Can An Ethical Non-Monogamous Relationship Actually Be Healthy?

There's been some buzz around the topic of ethical non-monogamous relationships lately with shows like Wander Lust presenting interesting positions for traditionally monogamous couples and those currently 'dating' to ponder. So what exactly is an ethical non-monogamous relationship and can it be healthy? According to PsychCentral, ethical non-monogamous relationships are relationships involving more than two individuals, where all parties involved are aware of the other members, and everything is consensual. Where monogamous relationships require that the primary couple only intimately engage with one another, ethically non-monogamous relationships open the doors for other sexual (and sometimes romantic) partners to enter.

A key note is that the term "ethically non-monogamous" refers to an array of relationship types that fall outside the traditional monogamous relationship (via PsychCentral). Not to be confused with infidelity, which is where specified or set relationship boundaries are broken by one or both partners, ethical non-monogamy focuses on the idea of consent between the dating or romantic partners. In fact, even in ethically non-monogamous relationships, infidelity can be an issue, according to BetterHelp. Open relationships, casual dating, polyamorous relationships, quads, triads (or throuples), swingers, and swappers are a few types of relationships that can fall under ethical non-monogamy (via PsychCentral). The individual relationships between those involved vary depending on the type of relationship boundaries established.

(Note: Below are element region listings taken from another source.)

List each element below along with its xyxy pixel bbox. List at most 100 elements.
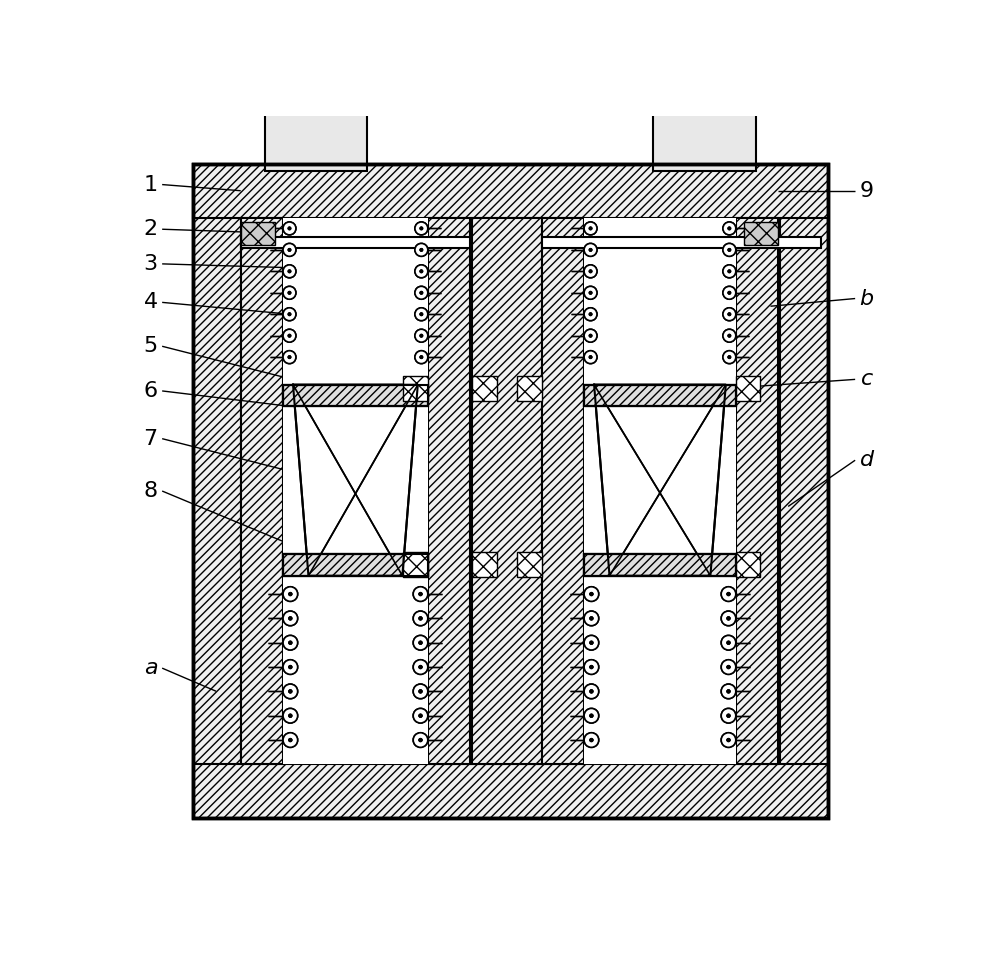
Circle shape [420, 227, 423, 230]
Circle shape [289, 689, 292, 693]
Polygon shape [594, 385, 726, 575]
Circle shape [584, 222, 597, 235]
Circle shape [590, 641, 593, 645]
Circle shape [721, 659, 736, 674]
Circle shape [589, 249, 592, 251]
Circle shape [415, 265, 428, 278]
Circle shape [283, 244, 296, 256]
Bar [584, 385, 736, 406]
Circle shape [419, 665, 422, 669]
Bar [283, 554, 428, 575]
Circle shape [289, 665, 292, 669]
Text: c: c [861, 369, 873, 390]
Circle shape [727, 714, 730, 718]
Bar [283, 385, 428, 406]
Circle shape [288, 270, 291, 273]
Circle shape [283, 286, 296, 299]
Circle shape [721, 709, 736, 723]
Bar [584, 554, 736, 575]
Text: 9: 9 [860, 181, 874, 201]
Circle shape [419, 641, 422, 645]
Circle shape [723, 286, 736, 299]
Circle shape [723, 265, 736, 278]
Bar [584, 554, 736, 575]
Circle shape [413, 635, 428, 650]
Circle shape [288, 334, 291, 337]
Circle shape [584, 286, 597, 299]
Text: 4: 4 [144, 292, 158, 312]
Circle shape [419, 665, 422, 669]
Circle shape [413, 635, 428, 650]
Bar [283, 218, 428, 764]
Circle shape [728, 312, 731, 316]
Circle shape [415, 308, 428, 321]
Circle shape [727, 738, 730, 742]
Circle shape [723, 222, 736, 235]
Circle shape [721, 733, 736, 747]
Circle shape [419, 617, 422, 620]
Circle shape [584, 635, 599, 650]
Circle shape [288, 227, 291, 230]
Circle shape [288, 312, 291, 316]
Circle shape [590, 714, 593, 718]
Circle shape [415, 222, 428, 235]
Circle shape [728, 249, 731, 251]
Circle shape [420, 356, 423, 359]
Circle shape [419, 592, 422, 596]
Circle shape [415, 244, 428, 256]
Circle shape [584, 308, 597, 321]
Circle shape [590, 738, 593, 742]
Bar [584, 385, 736, 406]
Circle shape [723, 265, 736, 278]
Circle shape [721, 684, 736, 699]
Circle shape [584, 611, 599, 626]
Circle shape [590, 738, 593, 742]
Circle shape [727, 738, 730, 742]
Circle shape [283, 733, 298, 747]
Circle shape [283, 684, 298, 699]
Circle shape [584, 635, 599, 650]
Circle shape [419, 738, 422, 742]
Circle shape [584, 611, 599, 626]
Circle shape [723, 244, 736, 256]
Bar [472, 218, 542, 764]
Circle shape [413, 733, 428, 747]
Circle shape [419, 592, 422, 596]
Circle shape [420, 312, 423, 316]
Circle shape [283, 308, 296, 321]
Circle shape [723, 222, 736, 235]
Circle shape [288, 249, 291, 251]
Circle shape [283, 659, 298, 674]
Circle shape [727, 665, 730, 669]
Circle shape [727, 689, 730, 693]
Circle shape [584, 329, 597, 342]
Circle shape [413, 611, 428, 626]
Bar [736, 218, 778, 764]
Circle shape [723, 329, 736, 342]
Circle shape [283, 635, 298, 650]
Circle shape [590, 689, 593, 693]
Bar [283, 385, 428, 406]
Circle shape [413, 659, 428, 674]
Circle shape [283, 222, 296, 235]
Circle shape [590, 665, 593, 669]
Circle shape [727, 592, 730, 596]
Circle shape [728, 356, 731, 359]
Circle shape [413, 587, 428, 601]
Bar [241, 218, 283, 764]
Circle shape [289, 641, 292, 645]
Circle shape [288, 227, 291, 230]
Circle shape [723, 351, 736, 364]
Circle shape [413, 587, 428, 601]
Circle shape [283, 265, 296, 278]
Circle shape [721, 587, 736, 601]
Circle shape [288, 291, 291, 294]
Circle shape [288, 312, 291, 316]
Circle shape [283, 222, 296, 235]
Circle shape [590, 617, 593, 620]
Circle shape [728, 270, 731, 273]
Circle shape [721, 659, 736, 674]
Circle shape [589, 334, 592, 337]
Bar [193, 163, 828, 818]
Circle shape [589, 356, 592, 359]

How do ethically non-monogamous relationships work?

While you may be scratching your head at the idea, the decision between monogamy and ethical non-monogamy is one that has been practiced in human society throughout the decades (via Brides). The question of whether or not to seek out an ethically non-monogamous relationship can be a challenging one. In fact, BetterHelp explains that often while monogamous relationships are seen as normal by societal standards, polyamorous relationships are often more taboo. So what are some key reasons that people engage in ethical non-monogamy? 

BetterHelp explains that for some people, these relationships can offer freedoms that monogamous relationships may not. One or both partners may be interested in exploring their sexuality in a safe way or choosing to reject traditional monogamous relationships due to the association with possession and control issues that are often present. Others may find themselves attracted to multiple people or in love with multiple people and simply wish to craft a life that allows them the fullest expression of that love. 

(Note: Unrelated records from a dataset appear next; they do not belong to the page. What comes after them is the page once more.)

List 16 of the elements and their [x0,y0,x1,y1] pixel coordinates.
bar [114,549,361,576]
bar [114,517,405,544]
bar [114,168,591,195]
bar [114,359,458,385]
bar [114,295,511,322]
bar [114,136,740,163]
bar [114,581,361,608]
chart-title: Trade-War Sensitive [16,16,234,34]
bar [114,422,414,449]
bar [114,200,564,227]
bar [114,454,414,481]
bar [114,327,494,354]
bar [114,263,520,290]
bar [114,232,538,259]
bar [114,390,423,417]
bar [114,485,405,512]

To be or not to be...ethically non-monogamous?

So now that you know a bit more about ethically non-monogamous relationships, you may be wondering if these types of relationships can actually be healthy for you and the others involved. According to a 2018 study published in the Journal of Social and Personal Relationships, when compared with individuals in traditional monogamous relationships, those in ethically non-monogamous (or consensual non-monogamous) relationships report similar levels of sexual and romantic satisfaction to their counterparts.

Psychology Today also suggests that while traditional monogamous relationships can provide unique benefits, ethical non-monogamous relationships, particularly polyamorous relationships, may offer individuals the opportunity to have their needs met by multiple persons, rather than one individual expected to meet every need. 

Determining if an ethically non-monogamous relationship is right for you is a highly personal decision. If you're currently in a relationship, consider having an open and honest conversation about your desires, needs, and wants within the boundaries of your relationship, according to WebMD. Being attracted to the idea of ethical non-monogamy isn't something to be ashamed of. A traditional monogamous relationship may or may not be the type of relationship for you. And the good news is, traditional monogamy isn't the only option. The key is determining what type of relationship provides you with love, support, encouragement, and the partner(s) that help you to live your best life!